The 13th century Persian poet and philosopher Saadi, has a famous saying which is inscribed at the entrance of the United Nations building in New York:
Of One Essence is the Human Race,
Thusly has Creation put the Base.
One Limb impacted is sufficient,
For all Others to feel the Mace.
The Unconcerned with Others’ Plight,
Are but Brutes with Human Face.
Saadi noted this trademark characteristic of human being so well, he continuously emphasized its importance through his poetry. But, was Saadi unable to see the dark side of human beings? That, we far from helping one another, often maliciously cause, contribute or capitalize on the misery of those who are in pain. There are other cases of reaction to emergency situations by different emergency responders that do the opposite. They severely injure a healthy and unarmed person, or as it is very prevailing in the United States and Israel nowadays, where the subject is instantly shot dead. The ambulance crew shows up last only to pick up the dead body. Contrary to the airport cases, here, their despicable actions demonstrates that human life has no value whatsoever. Race, ethnicity, or social status usually plays a major role. Taking life and putting the blame on the victim is the institutionalized state policy, so long as the officers involved can articulate the rationale behind their actions in accordance with the policy.

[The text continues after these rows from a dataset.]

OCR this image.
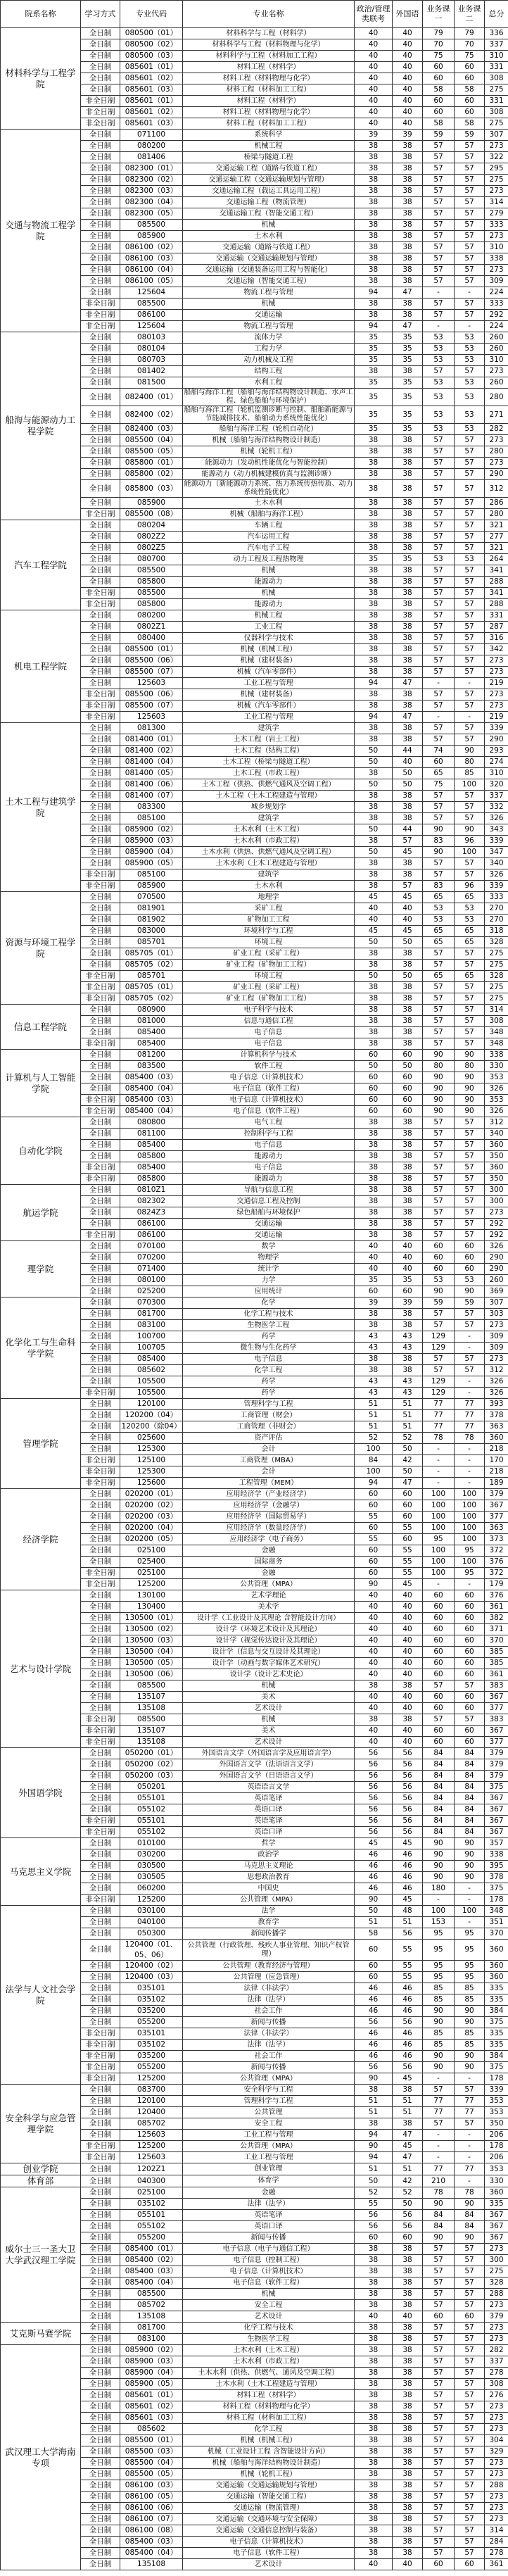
院系名称	学习方式	专业代码	专业名称	政治/管理类联考	外国语	业务课一	业务课二	总分
材料科学与工程学院	全日制	080500（01）	材料科学与工程（材料学）	40	40	79	79	336
	全日制	080500（02）	材料科学与工程（材料物理与化学）	40	40	70	70	337
	全日制	080500（03）	材料科学与工程（材料加工工程）	40	40	75	75	310
	全日制	085601（01）	材料工程（材料学）	40	40	60	60	331
	全日制	085601（02）	材料工程（材料物理与化学）	40	40	60	60	308
	全日制	085601（03）	材料工程（材料加工工程）	40	40	58	58	275
	非全日制	085601（01）	材料工程（材料学）	40	40	60	60	331
	非全日制	085601（02）	材料工程（材料物理与化学）	40	40	60	60	308
	非全日制	085601（03）	材料工程（材料加工工程）	40	40	58	58	275
交通与物流工程学院	全日制	071100	系统科学	39	39	59	59	307
	全日制	080200	机械工程	38	38	57	57	273
	全日制	081406	桥梁与隧道工程	38	38	57	57	322
	全日制	082300（01）	交通运输工程（道路与铁道工程）	38	38	57	57	295
	全日制	082300（02）	交通运输工程（交通运输规划与管理）	38	38	57	57	275
	全日制	082300（03）	交通运输工程（载运工具运用工程）	38	38	57	57	273
	全日制	082300（04）	交通运输工程（物流管理）	38	38	57	57	314
	全日制	082300（05）	交通运输工程（智能交通工程）	38	38	57	57	279
	全日制	085500	机械	38	38	57	57	333
	全日制	085900	土木水利	38	38	57	57	273
	全日制	086100（02）	交通运输（道路与铁道工程）	38	38	57	57	310
	全日制	086100（03）	交通运输（交通运输规划与管理）	38	38	57	57	338
	全日制	086100（04）	交通运输（交通装备运用工程与智能化）	38	38	57	57	273
	全日制	086100（05）	交通运输（智能交通工程）	38	38	57	57	309
	全日制	125604	物流工程与管理	94	47	-	-	224
	非全日制	085500	机械	38	38	57	57	333
	非全日制	086100	交通运输	38	38	57	57	292
	非全日制	125604	物流工程与管理	94	47	-	-	224
船海与能源动力工程学院	全日制	080103	流体力学	35	35	53	53	260
	全日制	080104	工程力学	35	35	53	53	260
	全日制	080703	动力机械及工程	35	35	53	53	310
	全日制	081402	结构工程	38	38	57	57	273
	全日制	081500	水利工程	35	35	53	53	260
	全日制	082400（01）	船舶与海洋工程（船舶与海洋结构物设计制造、水声工程、绿色船舶与环境保护）	35	35	53	53	280
	全日制	082400（02）	船舶与海洋工程（轮机监测诊断与控制、船舶新能源与节能减排技术、船舶动力系统性能优化）	35	35	53	53	271
	全日制	082400（03）	船舶与海洋工程（轮机自动化）	35	35	53	53	282
	全日制	085500（04）	机械（船舶与海洋结构物设计制造）	38	38	57	57	273
	全日制	085500（05）	机械（轮机工程）	38	38	57	57	280
	全日制	085800（01）	能源动力（发动机性能优化与智能控制）	38	38	57	57	273
	全日制	085800（02）	能源动力（动力机械建模仿真与监测诊断）	38	38	57	57	290
	全日制	085800（03）	能源动力（新能源动力系统、热力系统传热传质、动力系统性能优化）	38	38	57	57	312
	全日制	085900	土木水利	38	38	57	57	286
	非全日制	085500（08）	机械（船舶与海洋工程）	38	38	57	57	280
汽车工程学院	全日制	080204	车辆工程	38	38	57	57	321
	全日制	0802Z2	汽车运用工程	38	38	57	57	277
	全日制	0802Z5	汽车电子工程	38	38	57	57	321
	全日制	080700	动力工程及工程热物理	35	35	53	53	264
	全日制	085500	机械	38	38	57	57	341
	全日制	085800	能源动力	38	38	57	57	288
	非全日制	085500	机械	38	38	57	57	341
	非全日制	085800	能源动力	38	38	57	57	288
机电工程学院	全日制	080200	机械工程	38	38	57	57	331
	全日制	0802Z1	工业工程	38	38	57	57	287
	全日制	080400	仪器科学与技术	38	38	57	57	316
	全日制	085500（01）	机械（机械工程）	38	38	57	57	342
	全日制	085500（06）	机械（建材装备）	38	38	57	57	273
	全日制	085500（07）	机械（汽车零部件）	38	38	57	57	273
	全日制	125603	工业工程与管理	94	47	-	-	219
	非全日制	085500（06）	机械（建材装备）	38	38	57	57	273
	非全日制	085500（07）	机械（汽车零部件）	38	38	57	57	273
	非全日制	125603	工业工程与管理	94	47	-	-	219
土木工程与建筑学院	全日制	081300	建筑学	38	38	57	57	339
	全日制	081400（01）	土木工程（岩土工程）	38	38	57	57	290
	全日制	081400（02）	土木工程（结构工程）	50	44	74	90	293
	全日制	081400（04）	土木工程（桥梁与隧道工程）	50	40	60	80	274
	全日制	081400（05）	土木工程（市政工程）	38	50	65	85	310
	全日制	081400（06）	土木工程（供热、供燃气通风及空调工程）	50	50	75	100	320
	全日制	081400（07）	土木工程（土木工程建造与管理）	38	38	57	57	337
	全日制	083300	城乡规划学	38	38	57	57	332
	全日制	085100	建筑学	38	38	57	57	326
	全日制	085900（02）	土木水利（土木工程）	50	44	90	90	343
	全日制	085900（03）	土木水利（市政工程）	38	57	83	96	339
	全日制	085900（04）	土木水利（供热、供燃气通风及空调工程）	50	45	90	100	347
	全日制	085900（05）	土木水利（土木工程建造与管理）	38	38	57	57	340
	非全日制	085100	建筑学	38	38	57	57	326
	非全日制	085900	土木水利	38	57	83	96	339
资源与环境工程学院	全日制	070500	地理学	45	45	65	65	333
	全日制	081901	采矿工程	40	40	53	53	270
	全日制	081902	矿物加工工程	40	40	53	53	270
	全日制	083000	环境科学与工程	45	45	65	65	318
	全日制	085701	环境工程	50	50	65	65	328
	全日制	085705（01）	矿业工程（采矿工程）	38	38	57	57	275
	全日制	085705（02）	矿业工程（矿物加工工程）	38	38	57	57	275
	非全日制	085701	环境工程	50	50	65	65	328
	非全日制	085705（01）	矿业工程（采矿工程）	38	38	57	57	275
	非全日制	085705（02）	矿业工程（矿物加工工程）	38	38	57	57	275
信息工程学院	全日制	080900	电子科学与技术	38	38	57	57	314
	全日制	081000	信息与通信工程	38	38	57	57	308
	全日制	085400	电子信息	38	38	57	57	348
	非全日制	085400	电子信息	38	38	57	57	348
计算机与人工智能学院	全日制	081200	计算机科学与技术	60	60	90	90	338
	全日制	083500	软件工程	50	50	80	80	330
	全日制	085400（03）	电子信息（计算机技术）	60	60	90	90	353
	全日制	085400（04）	电子信息（软件工程）	60	60	90	90	326
	非全日制	085400（03）	电子信息（计算机技术）	60	60	90	90	353
	非全日制	085400（04）	电子信息（软件工程）	60	60	90	90	326
自动化学院	全日制	080800	电气工程	38	38	57	57	312
	全日制	081100	控制科学与工程	38	38	57	57	340
	全日制	085400	电子信息	38	38	57	57	360
	全日制	085800	能源动力	38	38	57	57	350
	非全日制	085400	电子信息	38	38	57	57	360
	非全日制	085800	能源动力	38	38	57	57	350
航运学院	全日制	0810Z1	导航与信息工程	38	38	57	57	300
	全日制	082302	交通信息工程及控制	38	38	57	57	300
	全日制	0824Z3	绿色船舶与环境保护	38	38	57	57	273
	全日制	086100	交通运输	38	38	57	57	292
	非全日制	086100	交通运输	38	38	57	57	292
理学院	全日制	070100	数学	40	40	60	60	326
	全日制	070200	物理学	40	40	60	60	290
	全日制	071400	统计学	40	40	60	60	290
	全日制	080100	力学	35	35	53	53	260
	全日制	025200	应用统计	60	60	90	90	369
化学化工与生命科学学院	全日制	070300	化学	39	39	59	59	307
	全日制	081700	化学工程与技术	38	38	57	57	303
	全日制	083100	生物医学工程	38	38	57	57	273
	全日制	100700	药学	43	43	129	-	309
	全日制	100705	微生物与生化药学	43	43	129	-	309
	全日制	085400	电子信息	38	38	57	57	273
	全日制	085602	化学工程	38	38	57	57	312
	全日制	105500	药学	43	43	129	-	326
	非全日制	105500	药学	43	43	129	-	326
管理学院	全日制	120100	管理科学与工程	51	51	77	77	393
	全日制	120200（04）	工商管理（财会）	51	51	77	77	378
	全日制	120200（除04）	工商管理（非财会）	51	51	77	77	363
	全日制	025600	资产评估	52	52	78	78	360
	全日制	125300	会计	100	50	-	-	218
	非全日制	125100	工商管理（MBA）	84	42	-	-	170
	非全日制	125300	会计	100	50	-	-	218
	非全日制	125600	工程管理（MEM）	94	47	-	-	189
经济学院	全日制	020200（01）	应用经济学（产业经济学）	60	60	100	100	379
	全日制	020200（02）	应用经济学（金融学）	60	60	100	100	367
	全日制	020200（03）	应用经济学（国际贸易学）	55	60	100	100	377
	全日制	020200（04）	应用经济学（数量经济学）	60	55	100	100	363
	全日制	020200（05）	应用经济学（电子商务）	55	60	95	100	373
	全日制	025100	金融	60	55	100	95	372
	全日制	025400	国际商务	60	55	100	100	376
	非全日制	025100	金融	60	55	100	95	372
	非全日制	125200	公共管理（MPA）	90	45	-	-	179
艺术与设计学院	全日制	130100	艺术学理论	40	40	60	60	376
	全日制	130400	美术学	40	40	60	60	361
	全日制	130500（01）	设计学（工业设计及其理论 含智能设计方向）	40	40	60	60	382
	全日制	130500（02）	设计学（环境艺术设计及其理论）	40	40	60	60	371
	全日制	130500（03）	设计学（视觉传达设计及其理论）	40	40	60	60	370
	全日制	130500（04）	设计学（信息与交互设计及其理论）	40	40	60	60	385
	全日制	130500（05）	设计学（动画与数字媒体艺术研究）	40	40	60	60	385
	全日制	130500（06）	设计学（设计艺术史论）	40	40	60	60	361
	全日制	085500	机械	38	38	57	57	383
	全日制	135107	美术	40	40	60	60	367
	全日制	135108	艺术设计	40	40	60	60	377
	非全日制	085500	机械	38	38	57	57	383
	非全日制	135107	美术	40	40	60	60	367
	非全日制	135108	艺术设计	40	40	60	60	377
外国语学院	全日制	050200（01）	外国语言文学（外国语言学及应用语言学）	56	56	84	84	379
	全日制	050200（02）	外国语言文学（法语语言文学）	56	56	84	84	379
	全日制	050200（03）	外国语言文学（日语语言文学）	56	56	84	84	379
	全日制	050201	英语语言文学	56	56	84	84	375
	全日制	055101	英语笔译	56	56	84	84	367
	全日制	055102	英语口译	56	56	84	84	367
	非全日制	055101	英语笔译	56	56	84	84	367
	非全日制	055102	英语口译	56	56	84	84	367
马克思主义学院	全日制	010100	哲学	45	45	90	90	357
	全日制	030200	政治学	46	46	90	90	338
	全日制	030500	马克思主义理论	46	46	90	90	395
	全日制	030505	思想政治教育	46	46	90	90	378
	全日制	060200	中国史	46	46	180	-	375
	非全日制	125200	公共管理（MPA）	90	45	-	-	178
法学与人文社会学院	全日制	030100	法学	50	48	100	100	348
	全日制	040100	教育学	51	51	153	-	351
	全日制	050300	新闻传播学	58	56	95	95	370
	全日制	120400（01、05、06）	公共管理（行政管理、残疾人事业管理、知识产权管理）	60	55	95	95	360
	全日制	120400（02）	公共管理（教育经济与管理）	60	55	95	95	360
	全日制	120400（03）	公共管理（应急管理）	60	55	95	95	360
	全日制	035101	法律（非法学）	46	46	85	85	335
	全日制	035102	法律（法学）	46	46	85	85	335
	全日制	035200	社会工作	46	46	90	90	384
	全日制	055200	新闻与传播	56	56	90	90	375
	非全日制	035101	法律（非法学）	46	46	85	85	335
	非全日制	035102	法律（法学）	46	46	85	85	335
	非全日制	035200	社会工作	46	46	90	90	384
	非全日制	055200	新闻与传播	56	56	90	90	375
	非全日制	125200	公共管理（MPA）	90	45	-	-	178
安全科学与应急管理学院	全日制	083700	安全科学与工程	38	38	57	57	339
	全日制	120100	管理科学与工程	51	51	77	77	353
	全日制	120400	公共管理	51	51	77	77	353
	全日制	085702	安全工程	38	38	57	57	350
	全日制	125603	工业工程与管理	94	47	-	-	206
	非全日制	125200	公共管理（MPA）	90	45	-	-	178
	非全日制	125603	工业工程与管理	94	47	-	-	206
创业学院	全日制	1202Z1	创业管理	51	51	77	77	353
体育部	全日制	040300	体育学	50	42	210	-	330
威尔士三一圣大卫大学武汉理工学院	全日制	025100	金融	52	52	78	78	360
	全日制	035102	法律（法学）	55	50	90	90	335
	全日制	055101	英语笔译	56	56	84	84	367
	全日制	055102	英语口译	56	56	84	84	367
	全日制	055200	新闻与传播	60	60	90	90	367
	全日制	085400（01）	电子信息（电子与通信工程）	38	38	57	57	273
	全日制	085400（02）	电子信息（控制工程）	38	38	57	57	300
	全日制	085400（03）	电子信息（计算机技术）	38	38	57	57	275
	全日制	085400（04）	电子信息（软件工程）	38	38	57	57	328
	全日制	085500	机械	38	38	57	57	288
	全日制	085702	安全工程	38	38	57	57	273
	全日制	135108	艺术设计	40	40	60	60	379
艾克斯马赛学院	全日制	081700	化学工程与技术	38	38	57	57	273
	全日制	083100	生物医学工程	38	38	57	57	273
武汉理工大学海南专项	全日制	085900（02）	土木水利（土木工程）	38	38	57	57	282
	全日制	085900（03）	土木水利（市政工程）	38	38	57	57	337
	全日制	085900（04）	土木水利（供热、供燃气、通风及空调工程）	38	38	57	57	278
	全日制	085900（05）	土木水利（土木工程建造与管理）	38	38	57	57	308
	全日制	085601（01）	材料工程（材料学）	38	38	57	57	276
	全日制	085601（02）	材料工程（材料物理与化学）	38	38	57	57	273
	全日制	085601（03）	材料工程（材料加工工程）	38	38	57	57	273
	全日制	085602	化学工程	38	38	57	57	273
	全日制	085500（01）	机械（机械工程）	38	38	57	57	304
	全日制	085500（03）	机械（工业设计工程 含智能设计方向）	38	38	57	57	329
	全日制	085500（04）	机械（船舶与海洋结构物设计制造）	38	38	57	57	273
	全日制	085500（05）	机械（轮机工程）	38	38	57	57	273
	全日制	086100（03）	交通运输（交通运输规划与管理）	38	38	57	57	288
	全日制	086100（05）	交通运输（智能交通工程）	38	38	57	57	273
	全日制	086100（06）	交通运输（物流管理）	38	38	57	57	273
	全日制	086100（07）	交通运输（交通环境与安全保障）	38	38	57	57	273
	全日制	086100（08）	交通运输（交通信息控制与装备）	38	38	57	57	314
	全日制	085400（03）	电子信息（计算机技术）	38	38	57	57	284
	全日制	085400（04）	电子信息（软件工程）	38	38	57	57	278
	全日制	135108	艺术设计	40	40	60	60	361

Saadi’s position on the interconnectivity of human community is clear. Collectively or individually, in uniform or out of uniform, if you are indifferent and have no sympathy for the pain and suffering of others, you are then unworthy to be called a human being. If we adopt his demarcation, what do we then call those who never show mercy, overwhelmed by hatred and greed who thrive on the misery of humanity, like the ethnic cleansers, the occupiers, the terrorists by profession disguised as good guys, the war mongers and war profiteers? All those who have no regard for the sanctity of life.
Being human is given, but keeping our humanity is a personal choice. So it is that one may see no sign of humanity where there are so many humans. If one repeatedly acts in a cruel manner or lacks compassion and apathy, having a mere exterior of human form would not necessarily establish his or her humanity. No human carnage can be justified by “following orders” or “sanctioned UN resolutions”. No heartless inhumane behaviour, masquerading by international laws which results in the destruction of environment, properties and human life, can ever be legitimized as mere “collateral damage”.
Interestingly, in making one of the two choices, being human comes naturally, on the contrary, being inhuman takes a lot of effort. It is like swimming against the current.